Move data generation routines to separate file

LocalToasty · LocalToasty · commit 55890b17272f · 2025-01-15T13:41:53.000Z
diff --git a/tests/random_data.py b/tests/random_data.py
@@ -0,0 +1,122 @@
+"""Routines to create random data"""
+
+import random
+import string
+import tempfile
+from collections.abc import Mapping, Sequence
+from pathlib import Path
+from typing import TypeAlias
+
+import h5py
+import numpy as np
+import pandas as pd
+import torch
+
+from stamp.modeling.data import Category, PatientId
+
+CliniPath: TypeAlias = Path
+SlidePath: TypeAlias = Path
+FeatureDir: TypeAlias = Path
+
+
+def seed_rng(seed: int) -> None:
+    """Seeds all the random number generators"""
+    random.seed(seed)
+    torch.manual_seed(seed)
+    np.random.seed(seed)
+
+
+def create_random_dataset(
+    *,
+    dir: Path,
+    n_patients: int,
+    max_slides_per_patient: int,
+    min_tiles_per_slide: int,
+    max_tiles_per_slide: int,
+    feat_dim: int,
+    n_categories: int,
+) -> tuple[CliniPath, SlidePath, FeatureDir, Sequence[Category]]:
+    slide_path_to_patient: Mapping[Path, PatientId] = {}
+    patient_to_ground_truth: Mapping[PatientId, str] = {}
+    clini_path = dir / "clini.csv"
+    slide_path = dir / "slide.csv"
+
+    feat_dir = dir / "feats"
+    feat_dir.mkdir()
+
+    categories = [random_string(8) for _ in range(n_categories)]
+
+    for _ in range(n_patients):
+        # Random patient ID
+        patient_id = random_string(16)
+
+        patient_to_ground_truth[patient_id] = random.choice(categories)
+
+        # Generate some slides
+        for _ in range(random.randint(1, max_slides_per_patient)):
+            slide_path_to_patient[
+                create_random_feature_file(
+                    dir=feat_dir,
+                    min_tiles=min_tiles_per_slide,
+                    max_tiles=max_tiles_per_slide,
+                    feat_dim=feat_dim,
+                ).relative_to(feat_dir)
+            ] = patient_id
+
+    clini_df = pd.DataFrame(
+        patient_to_ground_truth.items(),
+        columns=["patient", "ground_truth"],  # pyright: ignore[reportArgumentType]
+    )
+    clini_df.to_csv(clini_path, index=False)
+
+    slide_df = pd.DataFrame(
+        slide_path_to_patient.items(),
+        columns=["slide_path", "patient"],  # pyright: ignore[reportArgumentType]
+    )
+    slide_df.to_csv(slide_path, index=False)
+
+    return clini_path, slide_path, feat_dir, categories
+
+
+def create_random_feature_file(
+    *, dir: Path, min_tiles: int, max_tiles: int, feat_dim: int
+) -> Path:
+    """Creates a h5 file with random contents.
+
+    Args:
+        dir:
+            Directory to create the file in.
+
+    Returns:
+        Path to the feature file.
+    """
+    n_tiles = random.randint(min_tiles, max_tiles)
+    with (
+        tempfile.NamedTemporaryFile(dir=dir, suffix=".h5", delete=False) as tmp_file,
+        h5py.File(tmp_file, "w") as h5_file,
+    ):
+        h5_file["feats"] = torch.rand(n_tiles, feat_dim)

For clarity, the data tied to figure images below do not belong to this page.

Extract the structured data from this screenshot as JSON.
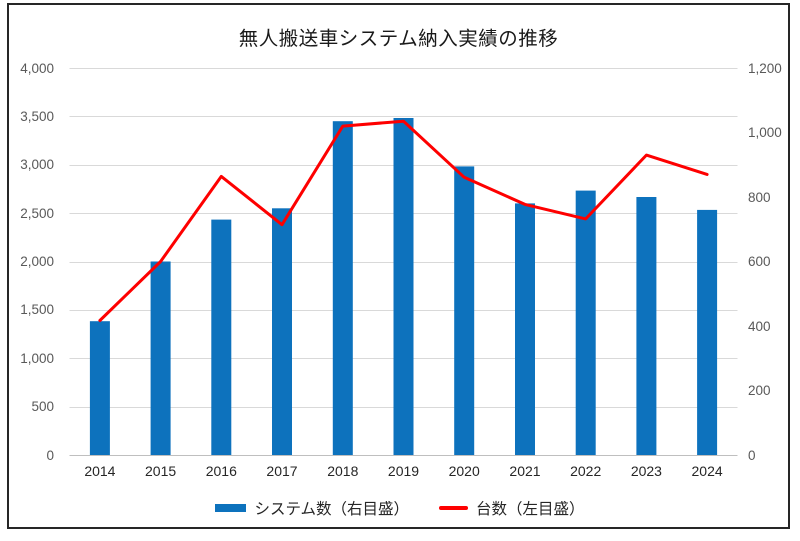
{
  "title": "無人搬送車システム納入実績の推移",
  "legend": [
    {
      "label": "システム数（右目盛）",
      "type": "bar",
      "color": "#0D72BD"
    },
    {
      "label": "台数（左目盛）",
      "type": "line",
      "color": "#FE0000"
    }
  ],
  "chart_data": {
    "type": "combo",
    "title": "無人搬送車システム納入実績の推移",
    "categories": [
      "2014",
      "2015",
      "2016",
      "2017",
      "2018",
      "2019",
      "2020",
      "2021",
      "2022",
      "2023",
      "2024"
    ],
    "series": [
      {
        "name": "システム数（右目盛）",
        "type": "bar",
        "axis": "right",
        "color": "#0D72BD",
        "values": [
          415,
          600,
          730,
          765,
          1035,
          1045,
          895,
          780,
          820,
          800,
          760
        ]
      },
      {
        "name": "台数（左目盛）",
        "type": "line",
        "axis": "left",
        "color": "#FE0000",
        "values": [
          1390,
          2000,
          2880,
          2380,
          3400,
          3450,
          2870,
          2590,
          2440,
          3100,
          2900
        ]
      }
    ],
    "left_axis": {
      "min": 0,
      "max": 4000,
      "step": 500,
      "tick_labels": [
        "0",
        "500",
        "1,000",
        "1,500",
        "2,000",
        "2,500",
        "3,000",
        "3,500",
        "4,000"
      ]
    },
    "right_axis": {
      "min": 0,
      "max": 1200,
      "step": 200,
      "tick_labels": [
        "0",
        "200",
        "400",
        "600",
        "800",
        "1,000",
        "1,200"
      ]
    },
    "grid": true,
    "legend_position": "bottom",
    "grid_color": "#D9D9D9",
    "axis_line_color": "#BFBFBF",
    "tick_text_color": "#595959",
    "category_text_color": "#262626"
  }
}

+        h5_file["coords"] = torch.rand(n_tiles, 2)
+        return Path(tmp_file.name)
+
+
+def random_patient_preds(*, n_patients: int, categories: list[str]) -> pd.DataFrame:
+    return pd.DataFrame(
+        {
+            "patient": [random_string(8) for _ in range(n_patients)],
+            "ground_truth": [random.choice(categories) for _ in range(n_patients)],
+            **{
+                f"ground_truth_{cat}": scores
+                for i, (cat, scores) in enumerate(
+                    zip(
+                        categories,
+                        torch.softmax(torch.rand(len(categories), n_patients), dim=0),
+                    )
+                )
+            },
+        }
+    )
+
+
+def random_string(len: int) -> str:
+    return "".join(random.choices(string.ascii_uppercase + string.digits, k=len))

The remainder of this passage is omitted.